点突然変異を有する変異型ミトコンドリアDNAを有する脱核した癌細胞をミトコンドリアDNA欠失細胞と融合させて得られるサイブリッドを抗癌剤存在下で培養し、アポトーシスを起こしたサイブリッドを計測することを含む、請求項５記載の癌細胞に対する抗癌剤の効果を予測する方法。

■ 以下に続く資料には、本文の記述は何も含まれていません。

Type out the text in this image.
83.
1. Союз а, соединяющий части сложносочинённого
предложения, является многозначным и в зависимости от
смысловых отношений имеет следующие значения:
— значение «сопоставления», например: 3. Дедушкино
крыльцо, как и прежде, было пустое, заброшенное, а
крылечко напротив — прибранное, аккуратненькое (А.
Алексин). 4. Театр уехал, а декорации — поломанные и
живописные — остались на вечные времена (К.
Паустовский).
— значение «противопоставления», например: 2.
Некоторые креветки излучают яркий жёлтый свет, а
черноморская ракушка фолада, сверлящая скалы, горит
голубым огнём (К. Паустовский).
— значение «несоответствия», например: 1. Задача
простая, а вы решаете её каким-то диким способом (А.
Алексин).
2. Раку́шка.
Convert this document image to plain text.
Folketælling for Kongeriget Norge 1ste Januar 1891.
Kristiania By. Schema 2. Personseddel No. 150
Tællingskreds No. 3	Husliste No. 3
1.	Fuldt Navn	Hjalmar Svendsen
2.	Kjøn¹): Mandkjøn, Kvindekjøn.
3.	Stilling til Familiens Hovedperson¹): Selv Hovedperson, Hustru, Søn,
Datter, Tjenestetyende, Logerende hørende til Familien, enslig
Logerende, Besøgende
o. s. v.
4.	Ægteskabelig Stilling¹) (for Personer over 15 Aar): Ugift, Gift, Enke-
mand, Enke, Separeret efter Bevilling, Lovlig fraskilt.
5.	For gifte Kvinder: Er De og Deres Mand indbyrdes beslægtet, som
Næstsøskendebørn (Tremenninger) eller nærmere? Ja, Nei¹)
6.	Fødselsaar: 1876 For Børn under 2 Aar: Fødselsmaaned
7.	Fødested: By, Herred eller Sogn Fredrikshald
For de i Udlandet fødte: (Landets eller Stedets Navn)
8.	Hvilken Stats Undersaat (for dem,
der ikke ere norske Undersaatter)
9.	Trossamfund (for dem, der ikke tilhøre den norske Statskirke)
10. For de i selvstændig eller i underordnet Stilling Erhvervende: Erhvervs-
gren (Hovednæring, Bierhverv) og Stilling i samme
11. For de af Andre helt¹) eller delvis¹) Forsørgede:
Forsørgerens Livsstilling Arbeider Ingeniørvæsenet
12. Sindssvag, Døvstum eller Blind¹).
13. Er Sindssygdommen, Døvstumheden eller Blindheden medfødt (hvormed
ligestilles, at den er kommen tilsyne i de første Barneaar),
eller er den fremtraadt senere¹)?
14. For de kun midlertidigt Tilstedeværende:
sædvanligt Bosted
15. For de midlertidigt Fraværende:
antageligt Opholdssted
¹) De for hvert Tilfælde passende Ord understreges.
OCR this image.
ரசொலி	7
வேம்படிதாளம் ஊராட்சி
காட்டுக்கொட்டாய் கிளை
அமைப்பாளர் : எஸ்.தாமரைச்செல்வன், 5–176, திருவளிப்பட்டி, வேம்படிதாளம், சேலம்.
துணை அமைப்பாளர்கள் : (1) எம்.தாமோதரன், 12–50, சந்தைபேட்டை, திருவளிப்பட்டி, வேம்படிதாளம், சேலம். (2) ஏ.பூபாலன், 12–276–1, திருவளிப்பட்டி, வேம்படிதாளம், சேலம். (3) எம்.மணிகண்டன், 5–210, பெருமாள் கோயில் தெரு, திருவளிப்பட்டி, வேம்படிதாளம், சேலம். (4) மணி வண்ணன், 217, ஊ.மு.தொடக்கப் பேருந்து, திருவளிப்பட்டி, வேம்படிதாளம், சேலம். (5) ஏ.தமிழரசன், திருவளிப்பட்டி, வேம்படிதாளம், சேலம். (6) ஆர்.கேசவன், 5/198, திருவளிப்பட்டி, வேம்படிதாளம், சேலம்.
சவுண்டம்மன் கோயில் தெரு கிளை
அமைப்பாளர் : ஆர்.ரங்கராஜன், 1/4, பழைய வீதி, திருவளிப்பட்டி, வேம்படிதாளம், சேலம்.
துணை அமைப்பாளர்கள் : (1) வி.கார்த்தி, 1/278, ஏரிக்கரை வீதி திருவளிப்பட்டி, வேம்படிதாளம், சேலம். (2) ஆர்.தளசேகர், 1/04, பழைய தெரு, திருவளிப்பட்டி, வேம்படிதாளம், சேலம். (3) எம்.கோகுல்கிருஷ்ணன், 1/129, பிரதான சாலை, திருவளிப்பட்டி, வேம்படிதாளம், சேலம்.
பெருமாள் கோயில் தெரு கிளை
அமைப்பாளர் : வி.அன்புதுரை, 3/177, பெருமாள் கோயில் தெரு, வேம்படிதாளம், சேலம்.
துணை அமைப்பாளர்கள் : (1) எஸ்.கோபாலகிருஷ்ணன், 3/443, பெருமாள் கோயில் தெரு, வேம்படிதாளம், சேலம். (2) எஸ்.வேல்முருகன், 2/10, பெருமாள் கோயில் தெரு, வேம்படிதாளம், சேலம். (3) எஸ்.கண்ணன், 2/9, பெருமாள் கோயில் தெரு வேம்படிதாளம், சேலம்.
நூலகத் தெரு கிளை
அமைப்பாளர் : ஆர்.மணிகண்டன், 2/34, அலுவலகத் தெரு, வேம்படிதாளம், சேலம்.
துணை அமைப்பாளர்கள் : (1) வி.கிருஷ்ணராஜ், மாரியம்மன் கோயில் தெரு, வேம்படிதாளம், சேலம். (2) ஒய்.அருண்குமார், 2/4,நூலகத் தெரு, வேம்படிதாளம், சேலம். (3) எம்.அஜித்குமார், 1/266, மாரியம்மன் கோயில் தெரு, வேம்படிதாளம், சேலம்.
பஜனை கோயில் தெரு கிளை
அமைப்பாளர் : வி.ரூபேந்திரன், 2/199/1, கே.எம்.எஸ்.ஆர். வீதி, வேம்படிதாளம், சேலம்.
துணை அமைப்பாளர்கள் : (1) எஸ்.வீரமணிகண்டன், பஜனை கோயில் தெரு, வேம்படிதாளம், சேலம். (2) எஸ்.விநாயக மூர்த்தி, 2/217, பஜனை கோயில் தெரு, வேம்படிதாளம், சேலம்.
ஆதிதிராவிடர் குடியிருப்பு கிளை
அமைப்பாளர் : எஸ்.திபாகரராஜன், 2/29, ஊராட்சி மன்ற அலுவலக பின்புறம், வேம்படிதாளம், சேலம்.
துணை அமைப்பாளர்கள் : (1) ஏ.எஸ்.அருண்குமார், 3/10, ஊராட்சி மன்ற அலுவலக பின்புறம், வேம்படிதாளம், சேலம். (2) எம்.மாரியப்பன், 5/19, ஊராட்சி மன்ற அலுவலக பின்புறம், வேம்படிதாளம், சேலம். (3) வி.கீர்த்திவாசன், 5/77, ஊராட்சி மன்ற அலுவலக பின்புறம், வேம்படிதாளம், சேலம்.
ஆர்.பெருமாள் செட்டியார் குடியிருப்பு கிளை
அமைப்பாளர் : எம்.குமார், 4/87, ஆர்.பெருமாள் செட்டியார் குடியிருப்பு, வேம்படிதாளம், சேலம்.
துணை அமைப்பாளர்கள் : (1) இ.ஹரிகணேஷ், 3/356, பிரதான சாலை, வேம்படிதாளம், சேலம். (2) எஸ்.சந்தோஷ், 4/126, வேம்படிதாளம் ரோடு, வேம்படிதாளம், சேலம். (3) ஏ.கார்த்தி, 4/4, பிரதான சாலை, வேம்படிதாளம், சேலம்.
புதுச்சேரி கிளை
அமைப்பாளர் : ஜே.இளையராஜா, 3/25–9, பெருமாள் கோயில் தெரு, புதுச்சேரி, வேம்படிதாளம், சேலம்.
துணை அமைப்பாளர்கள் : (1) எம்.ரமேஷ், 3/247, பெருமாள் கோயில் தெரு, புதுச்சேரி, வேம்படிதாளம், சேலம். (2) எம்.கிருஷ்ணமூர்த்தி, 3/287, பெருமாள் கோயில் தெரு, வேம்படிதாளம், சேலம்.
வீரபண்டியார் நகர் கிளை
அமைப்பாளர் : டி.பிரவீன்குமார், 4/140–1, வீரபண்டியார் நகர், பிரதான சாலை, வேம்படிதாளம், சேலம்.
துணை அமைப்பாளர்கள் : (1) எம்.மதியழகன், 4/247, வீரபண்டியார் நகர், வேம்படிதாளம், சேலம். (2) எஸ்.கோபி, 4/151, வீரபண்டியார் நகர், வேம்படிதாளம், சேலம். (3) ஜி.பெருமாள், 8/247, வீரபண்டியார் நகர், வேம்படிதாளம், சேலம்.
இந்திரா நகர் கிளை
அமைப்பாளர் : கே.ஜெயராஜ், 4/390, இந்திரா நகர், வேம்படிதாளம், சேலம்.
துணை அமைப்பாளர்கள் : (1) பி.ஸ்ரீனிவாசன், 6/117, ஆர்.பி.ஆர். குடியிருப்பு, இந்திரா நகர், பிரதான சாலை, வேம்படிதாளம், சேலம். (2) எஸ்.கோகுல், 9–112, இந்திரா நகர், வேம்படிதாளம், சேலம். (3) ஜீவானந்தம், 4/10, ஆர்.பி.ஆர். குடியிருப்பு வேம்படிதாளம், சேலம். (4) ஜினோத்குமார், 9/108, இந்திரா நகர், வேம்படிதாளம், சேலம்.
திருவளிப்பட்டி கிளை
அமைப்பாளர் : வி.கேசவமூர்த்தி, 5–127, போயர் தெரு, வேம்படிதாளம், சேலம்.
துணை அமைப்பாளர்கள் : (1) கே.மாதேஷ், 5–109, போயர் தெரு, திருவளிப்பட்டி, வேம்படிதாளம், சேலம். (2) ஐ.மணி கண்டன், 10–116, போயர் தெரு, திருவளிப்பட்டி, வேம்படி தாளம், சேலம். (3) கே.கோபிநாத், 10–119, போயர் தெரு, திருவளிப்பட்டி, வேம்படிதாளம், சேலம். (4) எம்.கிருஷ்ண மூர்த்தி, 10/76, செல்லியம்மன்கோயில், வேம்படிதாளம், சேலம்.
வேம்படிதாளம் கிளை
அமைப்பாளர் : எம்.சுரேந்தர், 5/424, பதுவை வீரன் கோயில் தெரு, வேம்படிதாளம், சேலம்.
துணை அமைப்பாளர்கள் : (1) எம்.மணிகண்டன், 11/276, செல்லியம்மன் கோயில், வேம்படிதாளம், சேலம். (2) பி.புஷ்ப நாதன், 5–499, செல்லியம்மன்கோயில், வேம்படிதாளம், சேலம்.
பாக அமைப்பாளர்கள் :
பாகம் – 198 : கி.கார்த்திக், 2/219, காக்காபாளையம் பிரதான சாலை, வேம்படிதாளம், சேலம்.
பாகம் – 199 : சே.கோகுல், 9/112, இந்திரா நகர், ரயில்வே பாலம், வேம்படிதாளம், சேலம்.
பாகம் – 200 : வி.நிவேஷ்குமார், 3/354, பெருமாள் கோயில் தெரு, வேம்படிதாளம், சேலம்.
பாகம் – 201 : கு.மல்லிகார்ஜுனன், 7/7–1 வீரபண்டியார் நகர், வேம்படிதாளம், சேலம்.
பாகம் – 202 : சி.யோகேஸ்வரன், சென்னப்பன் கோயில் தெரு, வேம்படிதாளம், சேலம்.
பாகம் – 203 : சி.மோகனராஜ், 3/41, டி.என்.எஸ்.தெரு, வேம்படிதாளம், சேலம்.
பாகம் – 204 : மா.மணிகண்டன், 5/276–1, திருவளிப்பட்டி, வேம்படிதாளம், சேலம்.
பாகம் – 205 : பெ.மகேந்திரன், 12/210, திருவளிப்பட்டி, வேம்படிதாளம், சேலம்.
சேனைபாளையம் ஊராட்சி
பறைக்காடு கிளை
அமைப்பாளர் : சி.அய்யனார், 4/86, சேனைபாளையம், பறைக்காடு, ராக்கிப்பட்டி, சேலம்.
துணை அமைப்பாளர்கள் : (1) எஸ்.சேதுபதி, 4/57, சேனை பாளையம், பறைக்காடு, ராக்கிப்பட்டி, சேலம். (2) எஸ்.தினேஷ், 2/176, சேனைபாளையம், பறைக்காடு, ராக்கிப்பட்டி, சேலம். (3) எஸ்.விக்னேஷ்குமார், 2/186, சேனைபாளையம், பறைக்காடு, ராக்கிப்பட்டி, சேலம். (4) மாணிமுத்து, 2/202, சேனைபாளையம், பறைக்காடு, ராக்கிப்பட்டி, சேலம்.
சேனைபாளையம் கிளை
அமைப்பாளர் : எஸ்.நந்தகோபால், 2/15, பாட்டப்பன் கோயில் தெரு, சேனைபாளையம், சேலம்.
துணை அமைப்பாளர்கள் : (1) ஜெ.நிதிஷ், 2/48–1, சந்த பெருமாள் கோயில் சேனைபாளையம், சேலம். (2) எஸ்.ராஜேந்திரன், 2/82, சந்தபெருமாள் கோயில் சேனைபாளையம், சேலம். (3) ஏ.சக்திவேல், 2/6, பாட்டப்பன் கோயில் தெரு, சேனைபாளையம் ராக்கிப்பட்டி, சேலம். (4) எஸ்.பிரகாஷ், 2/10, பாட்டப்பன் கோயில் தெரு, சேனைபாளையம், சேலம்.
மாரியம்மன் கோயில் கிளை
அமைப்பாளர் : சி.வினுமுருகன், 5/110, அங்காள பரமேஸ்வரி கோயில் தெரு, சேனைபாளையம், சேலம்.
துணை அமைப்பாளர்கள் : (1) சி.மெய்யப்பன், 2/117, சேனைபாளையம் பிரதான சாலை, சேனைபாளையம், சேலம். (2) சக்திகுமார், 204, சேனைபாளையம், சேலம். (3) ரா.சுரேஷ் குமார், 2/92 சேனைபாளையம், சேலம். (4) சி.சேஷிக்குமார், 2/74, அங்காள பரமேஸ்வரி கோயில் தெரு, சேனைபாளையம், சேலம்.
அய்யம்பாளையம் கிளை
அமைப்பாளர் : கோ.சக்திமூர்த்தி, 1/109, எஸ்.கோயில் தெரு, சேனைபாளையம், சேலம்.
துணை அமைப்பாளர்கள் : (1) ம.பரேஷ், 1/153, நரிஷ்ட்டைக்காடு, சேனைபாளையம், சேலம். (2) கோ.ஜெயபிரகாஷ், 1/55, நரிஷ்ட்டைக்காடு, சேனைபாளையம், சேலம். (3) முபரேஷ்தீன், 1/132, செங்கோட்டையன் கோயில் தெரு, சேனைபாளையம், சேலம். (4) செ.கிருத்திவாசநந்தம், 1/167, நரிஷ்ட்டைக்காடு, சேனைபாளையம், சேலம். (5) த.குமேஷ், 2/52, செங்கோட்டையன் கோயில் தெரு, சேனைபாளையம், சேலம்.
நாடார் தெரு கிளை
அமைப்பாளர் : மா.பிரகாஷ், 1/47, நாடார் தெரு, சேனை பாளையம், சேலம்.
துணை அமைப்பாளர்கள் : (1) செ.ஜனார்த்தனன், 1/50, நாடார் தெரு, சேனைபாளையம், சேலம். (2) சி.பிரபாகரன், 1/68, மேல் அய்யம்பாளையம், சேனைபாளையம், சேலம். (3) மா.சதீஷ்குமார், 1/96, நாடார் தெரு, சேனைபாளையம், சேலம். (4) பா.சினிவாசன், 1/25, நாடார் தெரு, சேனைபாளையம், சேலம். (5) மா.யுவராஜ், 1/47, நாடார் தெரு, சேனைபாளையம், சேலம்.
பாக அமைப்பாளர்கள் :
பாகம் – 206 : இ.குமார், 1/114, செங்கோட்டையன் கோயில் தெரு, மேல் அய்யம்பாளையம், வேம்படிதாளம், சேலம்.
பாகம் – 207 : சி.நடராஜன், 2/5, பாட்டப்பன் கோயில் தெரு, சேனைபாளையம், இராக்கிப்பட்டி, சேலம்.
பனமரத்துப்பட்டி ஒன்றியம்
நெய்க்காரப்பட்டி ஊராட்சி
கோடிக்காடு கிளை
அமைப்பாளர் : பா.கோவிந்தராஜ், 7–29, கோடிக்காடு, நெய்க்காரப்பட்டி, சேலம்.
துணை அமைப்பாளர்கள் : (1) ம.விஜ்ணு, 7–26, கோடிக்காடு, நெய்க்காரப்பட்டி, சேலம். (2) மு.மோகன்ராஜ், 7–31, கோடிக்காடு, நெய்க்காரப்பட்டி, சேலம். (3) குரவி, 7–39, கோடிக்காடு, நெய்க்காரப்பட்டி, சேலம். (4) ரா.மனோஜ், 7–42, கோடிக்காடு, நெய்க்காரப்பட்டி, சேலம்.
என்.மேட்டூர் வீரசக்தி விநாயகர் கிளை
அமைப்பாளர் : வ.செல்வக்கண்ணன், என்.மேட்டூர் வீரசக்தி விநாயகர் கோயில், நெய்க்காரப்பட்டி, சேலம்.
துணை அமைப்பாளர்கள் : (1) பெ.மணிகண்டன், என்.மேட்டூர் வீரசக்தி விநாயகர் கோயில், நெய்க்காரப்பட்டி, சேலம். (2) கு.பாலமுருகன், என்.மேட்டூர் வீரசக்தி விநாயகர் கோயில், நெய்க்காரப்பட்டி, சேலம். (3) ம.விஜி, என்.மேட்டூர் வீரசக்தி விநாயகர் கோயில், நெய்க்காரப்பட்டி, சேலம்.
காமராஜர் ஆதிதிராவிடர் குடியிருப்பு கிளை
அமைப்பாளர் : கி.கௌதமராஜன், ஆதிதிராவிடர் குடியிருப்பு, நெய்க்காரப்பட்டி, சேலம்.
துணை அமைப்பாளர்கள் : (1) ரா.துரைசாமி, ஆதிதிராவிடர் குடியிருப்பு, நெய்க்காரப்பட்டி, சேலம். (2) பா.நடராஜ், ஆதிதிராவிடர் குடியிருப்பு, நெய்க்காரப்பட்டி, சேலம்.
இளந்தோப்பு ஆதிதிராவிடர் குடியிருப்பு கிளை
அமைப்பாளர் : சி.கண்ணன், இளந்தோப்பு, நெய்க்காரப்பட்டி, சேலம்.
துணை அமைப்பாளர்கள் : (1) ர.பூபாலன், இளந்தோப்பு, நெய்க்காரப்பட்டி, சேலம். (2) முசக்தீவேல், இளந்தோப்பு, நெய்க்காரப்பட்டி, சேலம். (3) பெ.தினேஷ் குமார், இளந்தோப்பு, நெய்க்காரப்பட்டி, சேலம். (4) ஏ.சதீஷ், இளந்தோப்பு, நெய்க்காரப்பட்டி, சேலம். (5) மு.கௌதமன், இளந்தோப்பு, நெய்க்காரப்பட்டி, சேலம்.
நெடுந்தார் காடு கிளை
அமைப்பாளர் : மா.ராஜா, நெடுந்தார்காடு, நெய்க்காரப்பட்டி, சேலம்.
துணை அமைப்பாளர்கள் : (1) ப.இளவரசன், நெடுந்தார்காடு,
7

点突然変異を有する変異型ミトコンドリアDNAを有する脱核した癌細胞をミトコンドリアDNA欠失細胞と融合させて得られるサイブリッドのアポトーシスの頻度と野生型ミトコンドリアDNAを有する脱核した細胞をミトコンドリアDNA欠失細胞と融合させて得られるサイブリッドの抗癌剤によって誘導されるアポトーシスの頻度を比較し、点突然変異を有する変異型ミトコンドリアDNAを有するサイブリッドのアポトーシスの頻度が野生型ミトコンドリアDNAを有するサイブリッドのアポトーシスの頻度と差がないとき、前記ミトコンドリアの変異を有する癌細胞に対して用いた抗癌剤が効果があると判定する、請求項５または６に記載の方法。
請求項５から７のいずれか１項に記載の方法により、特定のミトコンドリアDNAの点突然変異を有する癌細胞に効果のある抗癌剤を選択する方法。